For a Tiger compiler,
you should exercise your compiler on the
tests provided by Appel,
although most of these check detection of errors by the compiler, and
only merge and queens print a result when executed.
Here is a Tiger test program of intermediate
complexity to try out.
You should also develop your own suite of programs to test the
compiler, particularly to demonstrate any optional components
you implement.
An easy way to document all of this is to describe the
kinds of testing you did and to provide access to the tests,
annotating each test with a short comment to explain what
it is testing.
- Accessing the Compiler. Please tell me how I can access
your compiler sources, test sources, your executable compiler,
and an electronic copy of this document. Please give me a way to run
your compiler on test programs. To the extent that it is simple
to do, provide all of this in the form of something I can download
in toto.
V. Project Evaluation
For the standard project, you are expected to construct a complete
compiler for the Tiger or miniJava language.
The compiler should, at a minimum, compile
correct Tiger or miniJava programs into
MIPS-I assembler code that can be executed using the SPIM simulator, while
incorrect programs should generate an accurate error report
from the lexical, syntax or semantic analyzers.
Additional credit can be earned by implementation of additional language
constructs or advanced optimizations.
In all cases, implementation should include all syntactic and semantic
validity checking (as appropriate), code generation, any necessary
run-time support, and a test suite to establish correct operation.
If you work on the project as a two-person team, each member of the team will
receive 80% of the score of the complete project so that solo efforts are not
overly disadvantaged.

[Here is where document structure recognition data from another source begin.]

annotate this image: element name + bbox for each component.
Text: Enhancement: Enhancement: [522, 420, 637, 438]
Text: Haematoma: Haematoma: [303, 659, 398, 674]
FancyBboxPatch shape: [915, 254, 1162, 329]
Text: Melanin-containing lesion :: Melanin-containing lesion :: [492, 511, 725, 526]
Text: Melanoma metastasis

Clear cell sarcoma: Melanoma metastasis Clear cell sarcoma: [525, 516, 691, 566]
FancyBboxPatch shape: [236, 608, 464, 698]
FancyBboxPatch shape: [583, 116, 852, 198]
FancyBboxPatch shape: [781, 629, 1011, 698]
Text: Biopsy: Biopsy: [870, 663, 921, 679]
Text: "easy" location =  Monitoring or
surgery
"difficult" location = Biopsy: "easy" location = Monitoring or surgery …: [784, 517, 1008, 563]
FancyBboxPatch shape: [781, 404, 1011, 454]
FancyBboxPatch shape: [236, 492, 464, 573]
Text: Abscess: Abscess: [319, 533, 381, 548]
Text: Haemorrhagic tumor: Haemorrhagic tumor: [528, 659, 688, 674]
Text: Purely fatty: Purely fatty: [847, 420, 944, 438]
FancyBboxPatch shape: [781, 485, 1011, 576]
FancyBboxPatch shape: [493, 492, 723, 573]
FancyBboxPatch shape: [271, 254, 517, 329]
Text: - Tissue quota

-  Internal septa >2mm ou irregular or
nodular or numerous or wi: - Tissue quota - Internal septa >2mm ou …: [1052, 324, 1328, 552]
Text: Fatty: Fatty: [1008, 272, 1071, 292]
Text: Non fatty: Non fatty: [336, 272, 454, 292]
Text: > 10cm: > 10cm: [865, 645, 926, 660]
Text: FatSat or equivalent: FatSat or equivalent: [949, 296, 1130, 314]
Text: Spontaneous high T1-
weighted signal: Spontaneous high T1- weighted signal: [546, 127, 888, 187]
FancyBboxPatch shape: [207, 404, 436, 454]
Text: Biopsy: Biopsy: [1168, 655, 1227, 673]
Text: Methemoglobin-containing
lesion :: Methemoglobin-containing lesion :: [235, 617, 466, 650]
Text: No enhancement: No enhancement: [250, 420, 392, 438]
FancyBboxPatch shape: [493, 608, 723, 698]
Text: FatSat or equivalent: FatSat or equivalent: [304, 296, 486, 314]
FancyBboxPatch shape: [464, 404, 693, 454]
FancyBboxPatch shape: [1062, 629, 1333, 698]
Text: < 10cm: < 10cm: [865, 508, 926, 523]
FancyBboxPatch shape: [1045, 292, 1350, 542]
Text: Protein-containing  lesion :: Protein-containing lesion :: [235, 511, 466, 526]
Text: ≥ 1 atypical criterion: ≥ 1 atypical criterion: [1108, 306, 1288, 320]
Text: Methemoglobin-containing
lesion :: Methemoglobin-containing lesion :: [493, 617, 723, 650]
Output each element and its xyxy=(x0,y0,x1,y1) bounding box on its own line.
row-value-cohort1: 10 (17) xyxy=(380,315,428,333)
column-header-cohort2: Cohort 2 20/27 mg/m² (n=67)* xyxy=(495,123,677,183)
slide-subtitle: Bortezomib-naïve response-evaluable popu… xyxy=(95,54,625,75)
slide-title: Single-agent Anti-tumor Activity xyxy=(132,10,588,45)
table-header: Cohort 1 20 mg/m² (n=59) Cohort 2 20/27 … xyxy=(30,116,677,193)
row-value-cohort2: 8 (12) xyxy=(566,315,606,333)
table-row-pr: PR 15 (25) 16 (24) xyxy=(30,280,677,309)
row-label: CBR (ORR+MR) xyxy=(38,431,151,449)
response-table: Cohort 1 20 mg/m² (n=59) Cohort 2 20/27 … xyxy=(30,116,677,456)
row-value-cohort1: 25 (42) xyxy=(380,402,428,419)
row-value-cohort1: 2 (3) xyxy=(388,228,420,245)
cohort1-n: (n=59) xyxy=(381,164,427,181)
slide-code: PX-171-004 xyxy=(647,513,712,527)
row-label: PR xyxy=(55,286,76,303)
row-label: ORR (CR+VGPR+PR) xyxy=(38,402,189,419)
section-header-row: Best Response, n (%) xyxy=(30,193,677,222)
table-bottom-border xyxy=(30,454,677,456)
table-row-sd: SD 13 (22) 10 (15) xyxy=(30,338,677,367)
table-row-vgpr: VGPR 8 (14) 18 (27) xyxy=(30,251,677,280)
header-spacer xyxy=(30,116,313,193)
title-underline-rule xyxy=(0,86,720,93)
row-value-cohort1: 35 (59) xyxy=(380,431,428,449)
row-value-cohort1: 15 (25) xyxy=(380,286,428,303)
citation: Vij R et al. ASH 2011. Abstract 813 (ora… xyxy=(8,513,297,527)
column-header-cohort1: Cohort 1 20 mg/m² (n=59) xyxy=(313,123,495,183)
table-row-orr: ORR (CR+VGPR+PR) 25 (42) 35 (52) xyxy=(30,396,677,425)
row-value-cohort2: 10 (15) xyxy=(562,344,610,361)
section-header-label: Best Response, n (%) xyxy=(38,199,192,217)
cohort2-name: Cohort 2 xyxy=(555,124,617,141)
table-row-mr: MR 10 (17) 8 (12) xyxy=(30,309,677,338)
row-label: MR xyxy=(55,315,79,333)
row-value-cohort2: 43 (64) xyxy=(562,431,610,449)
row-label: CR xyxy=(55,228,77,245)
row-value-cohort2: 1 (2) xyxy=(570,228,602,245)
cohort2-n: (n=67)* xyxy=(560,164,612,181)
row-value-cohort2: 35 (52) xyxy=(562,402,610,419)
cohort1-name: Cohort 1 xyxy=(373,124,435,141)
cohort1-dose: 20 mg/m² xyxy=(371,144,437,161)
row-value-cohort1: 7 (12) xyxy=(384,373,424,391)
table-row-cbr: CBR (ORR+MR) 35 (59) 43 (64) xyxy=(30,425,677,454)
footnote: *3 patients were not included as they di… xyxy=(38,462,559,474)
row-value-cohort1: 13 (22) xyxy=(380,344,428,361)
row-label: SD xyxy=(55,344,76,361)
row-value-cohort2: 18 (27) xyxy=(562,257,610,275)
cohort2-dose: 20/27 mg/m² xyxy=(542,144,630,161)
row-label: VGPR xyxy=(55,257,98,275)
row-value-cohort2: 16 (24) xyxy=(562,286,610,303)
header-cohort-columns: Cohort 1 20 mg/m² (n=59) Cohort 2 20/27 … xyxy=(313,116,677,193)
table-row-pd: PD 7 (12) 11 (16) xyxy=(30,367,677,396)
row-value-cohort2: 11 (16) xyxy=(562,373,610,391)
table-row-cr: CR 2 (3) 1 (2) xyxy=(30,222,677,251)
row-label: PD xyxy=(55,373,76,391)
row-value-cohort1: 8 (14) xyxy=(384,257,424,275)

It is expected that a two-person team will complete some
options beyond the basic project requirements.
The point values represent the maximum score for a feature. The
actual score depends on the clarity of the approach, integration into the
compiler, completeness, correctness and quality of generated code.
Basic Project Requirements (200 points total)
- Basic expressions (30 points)
- Basic types and type checking: int, string
- Basic expressions involving integer and string constants
and standard library functions.
- Output of integers and strings via standard library
- Block structure and basic statements (40 points)
- Block structure: let, (non-recursive) type declarations and
variable declarations
- Basic statements: assignment, conditional if,
and repetitive statements (while and for)
with break statement
- Input of characters
- Procedures and functions (50 points)
- Top-level functions
- Nested functions
- Functions with parameters
- Recursive functions
- Array and Record types (35 points)
- Recursive types and type checking
- Record and array expressions and assignment
- Code generation (45 points)
- MIPS-I instruction selection
- Intraprocedural register allocation
Optional Language Extensions
- Add an 8-byte floating point type real to Tiger.
Extend the arithmetic operations to real values, and adjust the type checking
rules. Real values may be passed to or returned from functions. (40 points)
- Determine under what circumstances it is safe and possible to allocate
array values in the activation record rather than on the heap. Implement
an analysis to locate array allocations that may be stack allocated and
adjust your compiler to use this strategy when possible (45 points).
- Add a function type to Tiger and implement Fun-Tiger (25 points), or
PureFun-Tiger with some optimizations (closure conversion,
tail recursion, inlining) (25 points + 20 points per optimization), or
Lazy-Tiger (35 points). See Appel, Chapter 15.
- Add classes and methods to Tiger and implement Object-Tiger with
type checking, single inheritance, and dynamic method invocation (40 points).
See Appel, Chapter 14.
Optional Program Optimization Extensions
- Register allocation with full coalescing and register spilling (40 points)
- Common subexpression elimination within basic blocks (25 points) or
intraprocedural (50 points)
- Constant folding within basic blocks (15 points) or
intraprocedural (30 points)
Optional Compiler Enhancements
- Error recovery. Enable the compiler to continue analysis
in a reasonable fashion in
the presence of lexical, syntactic or semantic errors (40 points).